In Glow, `split2d` isn't just a split; it includes a transformation of the split part, which is the conditional prior choice mentioned earlier.

Split2d logic

Comparing Eq (5) and Eq (10), the only difference between conditional prior and Actnorm is the source of the scaling/shifting parameters. Actnorm optimizes them directly, while the prior calculates them from another part via a model. This is essentially "Conditional Actnorm."

f

Finally, the coupling layer model (the $\boldsymbol{s}, \boldsymbol{t}$ functions), named `f` in the code, uses three ReLU convolutional layers:

Coupling layer model f

The last layer is zero-initialized, so the initial state is an identity transformation, facilitating the training of deep networks.

Reproduction

RealNVP laid nearly all the groundwork, while Glow refined it and added small modifications like 1x1 convolutions. Regardless, it is a model worth studying.

Keras Version

The official Glow is in TensorFlow. I've implemented a Keras version here:
https://github.com/bojone/flow/blob/master/glow.py

Currently only supports the TensorFlow backend (tested with Keras 2.1.5 + TF 1.2 and Keras 2.2.0 + TF 1.8 on Python 2.7).

Effect Tests

When I first read about Glow, I was excited. After learning it... Glow is indeed a new world, but not one for common people to conquer easily.

Consider these two issues from Glow's GitHub:

"How many epochs will be take when training celeba?"
The samples we show in the paper are after about 4,000 training epochs...

"anyone reproduced the celeba-HQ results in the paper"
Yes we trained with 40 GPU's for about a week, but samples did start to look good after a couple of days...

Generating high-def 256x256 faces requires 4,000 epochs with 40 GPUs for a week. That implies one year on a single GPU... (Dead).

Alright, I'll give up on that. Let's try 32x32 faces for a demo.

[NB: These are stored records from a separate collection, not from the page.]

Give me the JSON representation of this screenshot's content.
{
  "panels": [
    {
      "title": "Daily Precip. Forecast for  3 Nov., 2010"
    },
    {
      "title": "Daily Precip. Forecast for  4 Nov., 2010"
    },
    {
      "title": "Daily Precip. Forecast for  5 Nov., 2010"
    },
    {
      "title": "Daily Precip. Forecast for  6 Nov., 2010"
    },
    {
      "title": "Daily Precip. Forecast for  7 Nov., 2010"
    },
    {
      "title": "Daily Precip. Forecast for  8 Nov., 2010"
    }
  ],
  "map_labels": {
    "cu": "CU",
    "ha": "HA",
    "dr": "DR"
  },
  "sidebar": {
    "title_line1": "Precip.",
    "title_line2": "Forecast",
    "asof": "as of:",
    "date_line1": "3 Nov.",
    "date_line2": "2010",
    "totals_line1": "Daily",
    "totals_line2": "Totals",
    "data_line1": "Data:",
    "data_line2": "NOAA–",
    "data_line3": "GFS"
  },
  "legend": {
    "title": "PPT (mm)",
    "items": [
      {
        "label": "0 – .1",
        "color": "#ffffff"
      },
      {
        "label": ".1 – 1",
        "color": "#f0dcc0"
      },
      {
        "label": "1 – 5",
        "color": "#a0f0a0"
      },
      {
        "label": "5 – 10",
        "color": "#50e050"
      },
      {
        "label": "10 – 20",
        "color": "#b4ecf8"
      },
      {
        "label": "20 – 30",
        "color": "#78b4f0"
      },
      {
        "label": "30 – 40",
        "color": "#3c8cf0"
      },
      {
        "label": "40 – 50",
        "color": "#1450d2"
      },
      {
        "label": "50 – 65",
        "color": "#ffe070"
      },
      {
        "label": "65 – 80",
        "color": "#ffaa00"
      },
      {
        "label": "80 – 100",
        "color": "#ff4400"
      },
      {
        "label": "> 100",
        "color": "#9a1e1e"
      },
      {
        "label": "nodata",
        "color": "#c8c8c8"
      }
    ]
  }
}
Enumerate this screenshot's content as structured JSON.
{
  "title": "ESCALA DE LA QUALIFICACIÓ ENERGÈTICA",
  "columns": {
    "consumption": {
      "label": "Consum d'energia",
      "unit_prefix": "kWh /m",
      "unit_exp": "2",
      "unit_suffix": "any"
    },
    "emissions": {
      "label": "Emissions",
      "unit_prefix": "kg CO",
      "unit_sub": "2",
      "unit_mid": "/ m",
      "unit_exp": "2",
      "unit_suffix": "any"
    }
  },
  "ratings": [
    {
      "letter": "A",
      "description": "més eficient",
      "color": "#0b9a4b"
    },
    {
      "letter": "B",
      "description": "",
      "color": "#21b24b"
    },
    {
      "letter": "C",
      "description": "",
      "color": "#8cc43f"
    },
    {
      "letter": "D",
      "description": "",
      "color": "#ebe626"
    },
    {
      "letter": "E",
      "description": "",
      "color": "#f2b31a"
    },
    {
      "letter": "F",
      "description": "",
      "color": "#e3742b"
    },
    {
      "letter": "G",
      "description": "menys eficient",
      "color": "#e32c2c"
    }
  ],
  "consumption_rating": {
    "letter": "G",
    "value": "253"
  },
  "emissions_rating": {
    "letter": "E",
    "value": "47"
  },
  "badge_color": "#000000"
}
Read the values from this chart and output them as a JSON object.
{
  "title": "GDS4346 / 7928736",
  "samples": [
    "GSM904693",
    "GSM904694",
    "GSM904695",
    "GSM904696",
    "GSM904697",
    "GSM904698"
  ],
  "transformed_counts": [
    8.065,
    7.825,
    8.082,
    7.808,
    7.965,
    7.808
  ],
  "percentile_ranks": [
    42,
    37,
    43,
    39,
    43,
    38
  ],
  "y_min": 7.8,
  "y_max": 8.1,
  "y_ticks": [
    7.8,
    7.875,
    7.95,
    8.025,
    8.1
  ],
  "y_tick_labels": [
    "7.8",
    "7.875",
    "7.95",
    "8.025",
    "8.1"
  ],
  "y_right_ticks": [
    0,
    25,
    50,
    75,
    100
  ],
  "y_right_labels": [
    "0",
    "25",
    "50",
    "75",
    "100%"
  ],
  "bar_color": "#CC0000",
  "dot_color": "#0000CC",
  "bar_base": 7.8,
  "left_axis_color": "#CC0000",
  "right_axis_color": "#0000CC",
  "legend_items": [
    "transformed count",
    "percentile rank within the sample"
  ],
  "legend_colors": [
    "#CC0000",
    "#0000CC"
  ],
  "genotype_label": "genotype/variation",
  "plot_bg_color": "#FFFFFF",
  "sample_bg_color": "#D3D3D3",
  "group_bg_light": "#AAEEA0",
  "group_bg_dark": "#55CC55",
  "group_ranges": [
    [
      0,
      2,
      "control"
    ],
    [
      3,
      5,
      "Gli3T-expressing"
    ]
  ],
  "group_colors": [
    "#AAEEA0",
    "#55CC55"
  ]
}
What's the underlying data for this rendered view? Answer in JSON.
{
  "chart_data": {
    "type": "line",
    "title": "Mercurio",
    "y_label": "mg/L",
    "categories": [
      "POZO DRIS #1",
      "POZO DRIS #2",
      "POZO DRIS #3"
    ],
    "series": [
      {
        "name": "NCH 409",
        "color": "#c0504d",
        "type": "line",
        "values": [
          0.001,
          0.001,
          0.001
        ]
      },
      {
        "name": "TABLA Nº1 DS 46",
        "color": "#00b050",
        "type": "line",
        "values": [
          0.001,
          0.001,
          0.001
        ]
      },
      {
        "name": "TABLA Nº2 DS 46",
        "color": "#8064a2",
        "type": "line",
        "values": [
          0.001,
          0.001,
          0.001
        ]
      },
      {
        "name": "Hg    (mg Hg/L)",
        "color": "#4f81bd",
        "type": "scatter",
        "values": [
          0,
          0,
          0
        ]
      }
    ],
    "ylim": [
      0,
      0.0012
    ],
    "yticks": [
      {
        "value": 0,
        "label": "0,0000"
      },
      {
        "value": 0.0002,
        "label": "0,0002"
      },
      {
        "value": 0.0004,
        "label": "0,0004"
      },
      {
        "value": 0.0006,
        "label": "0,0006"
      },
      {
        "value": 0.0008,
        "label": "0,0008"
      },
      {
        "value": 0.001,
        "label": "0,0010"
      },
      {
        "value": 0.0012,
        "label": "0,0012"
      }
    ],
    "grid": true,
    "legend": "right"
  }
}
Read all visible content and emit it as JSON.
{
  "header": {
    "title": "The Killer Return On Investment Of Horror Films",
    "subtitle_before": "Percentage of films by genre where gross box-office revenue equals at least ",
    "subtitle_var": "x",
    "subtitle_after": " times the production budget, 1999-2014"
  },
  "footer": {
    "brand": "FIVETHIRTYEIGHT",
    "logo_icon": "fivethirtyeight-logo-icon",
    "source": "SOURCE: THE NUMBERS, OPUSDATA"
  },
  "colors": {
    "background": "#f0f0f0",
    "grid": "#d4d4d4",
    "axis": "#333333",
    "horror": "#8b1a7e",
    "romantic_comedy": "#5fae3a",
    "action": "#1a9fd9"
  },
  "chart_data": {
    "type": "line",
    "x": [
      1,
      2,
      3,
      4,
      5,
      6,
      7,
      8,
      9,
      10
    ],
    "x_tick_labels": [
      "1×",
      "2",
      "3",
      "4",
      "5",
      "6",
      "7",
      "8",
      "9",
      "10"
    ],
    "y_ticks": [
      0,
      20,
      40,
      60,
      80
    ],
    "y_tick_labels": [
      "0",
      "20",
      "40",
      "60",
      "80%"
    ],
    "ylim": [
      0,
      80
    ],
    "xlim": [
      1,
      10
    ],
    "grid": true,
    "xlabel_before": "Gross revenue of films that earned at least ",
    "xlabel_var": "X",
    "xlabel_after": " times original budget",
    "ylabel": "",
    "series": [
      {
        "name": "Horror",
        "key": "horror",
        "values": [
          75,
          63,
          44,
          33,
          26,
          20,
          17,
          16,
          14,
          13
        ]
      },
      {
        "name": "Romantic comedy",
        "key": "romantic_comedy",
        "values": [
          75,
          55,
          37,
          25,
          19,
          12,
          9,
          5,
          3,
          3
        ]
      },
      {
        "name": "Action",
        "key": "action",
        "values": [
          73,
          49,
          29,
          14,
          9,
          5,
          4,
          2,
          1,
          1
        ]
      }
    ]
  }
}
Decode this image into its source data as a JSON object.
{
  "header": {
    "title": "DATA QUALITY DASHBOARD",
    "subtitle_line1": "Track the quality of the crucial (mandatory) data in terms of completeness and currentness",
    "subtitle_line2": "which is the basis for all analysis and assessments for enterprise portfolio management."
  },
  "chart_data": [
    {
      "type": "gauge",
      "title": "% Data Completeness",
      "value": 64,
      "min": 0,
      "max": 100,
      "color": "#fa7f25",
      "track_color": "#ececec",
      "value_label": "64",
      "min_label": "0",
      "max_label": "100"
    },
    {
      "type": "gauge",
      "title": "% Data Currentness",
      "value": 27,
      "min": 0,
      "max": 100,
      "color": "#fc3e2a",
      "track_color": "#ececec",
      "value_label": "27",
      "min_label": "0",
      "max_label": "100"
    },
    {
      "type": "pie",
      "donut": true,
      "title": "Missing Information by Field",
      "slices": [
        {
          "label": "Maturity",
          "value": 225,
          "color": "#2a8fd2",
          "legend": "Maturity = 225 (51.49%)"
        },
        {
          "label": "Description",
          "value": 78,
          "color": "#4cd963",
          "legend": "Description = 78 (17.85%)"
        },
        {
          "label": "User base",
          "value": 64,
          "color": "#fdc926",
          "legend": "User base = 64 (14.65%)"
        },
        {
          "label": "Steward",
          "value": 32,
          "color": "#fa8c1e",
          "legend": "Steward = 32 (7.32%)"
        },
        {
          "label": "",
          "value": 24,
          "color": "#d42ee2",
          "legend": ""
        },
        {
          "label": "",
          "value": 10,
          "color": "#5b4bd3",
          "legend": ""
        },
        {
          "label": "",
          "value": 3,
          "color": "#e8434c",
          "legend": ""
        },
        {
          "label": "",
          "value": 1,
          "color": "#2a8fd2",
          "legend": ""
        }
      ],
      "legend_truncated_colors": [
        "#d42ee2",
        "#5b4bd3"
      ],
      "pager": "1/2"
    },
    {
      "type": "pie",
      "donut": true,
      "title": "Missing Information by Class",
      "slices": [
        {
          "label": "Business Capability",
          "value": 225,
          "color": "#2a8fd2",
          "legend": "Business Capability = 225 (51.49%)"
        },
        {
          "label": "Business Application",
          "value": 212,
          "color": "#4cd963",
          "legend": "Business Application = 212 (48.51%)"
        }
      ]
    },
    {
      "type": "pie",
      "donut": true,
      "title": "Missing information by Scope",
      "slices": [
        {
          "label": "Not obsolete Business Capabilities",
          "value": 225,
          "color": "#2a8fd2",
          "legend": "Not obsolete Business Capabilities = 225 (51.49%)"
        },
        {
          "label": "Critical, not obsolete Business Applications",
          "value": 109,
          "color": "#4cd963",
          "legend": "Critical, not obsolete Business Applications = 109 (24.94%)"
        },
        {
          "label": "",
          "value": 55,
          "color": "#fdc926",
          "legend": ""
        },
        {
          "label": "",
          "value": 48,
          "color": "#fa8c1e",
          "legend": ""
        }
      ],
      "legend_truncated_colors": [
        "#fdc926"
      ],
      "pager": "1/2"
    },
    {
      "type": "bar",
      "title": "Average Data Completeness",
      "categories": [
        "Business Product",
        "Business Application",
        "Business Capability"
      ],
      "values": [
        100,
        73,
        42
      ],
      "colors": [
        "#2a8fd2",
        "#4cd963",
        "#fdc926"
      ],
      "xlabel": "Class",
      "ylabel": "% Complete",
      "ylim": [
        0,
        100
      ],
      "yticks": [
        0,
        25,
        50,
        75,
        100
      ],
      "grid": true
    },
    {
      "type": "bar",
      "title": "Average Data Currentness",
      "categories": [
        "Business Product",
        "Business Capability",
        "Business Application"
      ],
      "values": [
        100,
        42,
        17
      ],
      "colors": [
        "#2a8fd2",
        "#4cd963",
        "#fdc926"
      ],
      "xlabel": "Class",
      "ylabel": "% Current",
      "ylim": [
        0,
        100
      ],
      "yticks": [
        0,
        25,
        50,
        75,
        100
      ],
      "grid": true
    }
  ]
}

Glow 32x32 face generation

Glow CIFAR10 generation

Not bad. I used $L=3, K=6$, taking ~70s per epoch on a GTX 1070 for 150 epochs. My "epoch" is 32,000 random samples. I also tried CIFAR-10 for 700 epochs; it looks okay from afar, but not up close.

Generating CIFAR-10 is harder than faces regardless of the model. I tried 64x64 faces with $L=3, K=10$ for 200 epochs (each taking 6 minutes). The result...

Glow 64x64 face generation

They are faces, but they look like demons (not deep enough, and not enough epochs). Lowering the "temperature" parameter to 0.8 yielded better results:

Glow 64x64 face temp 0.8

Still a bit distorted, but much better.

Tough Ending

The introduction to RealNVP and Glow concludes here. I've walked through three flow models across two articles. I hope this helps readers.

Overall, flow models like Glow are elegant, but they are computationally expensive and slow to train compared to GANs. Flow models have a long road ahead before they can fully challenge GANs in the generative modeling domain.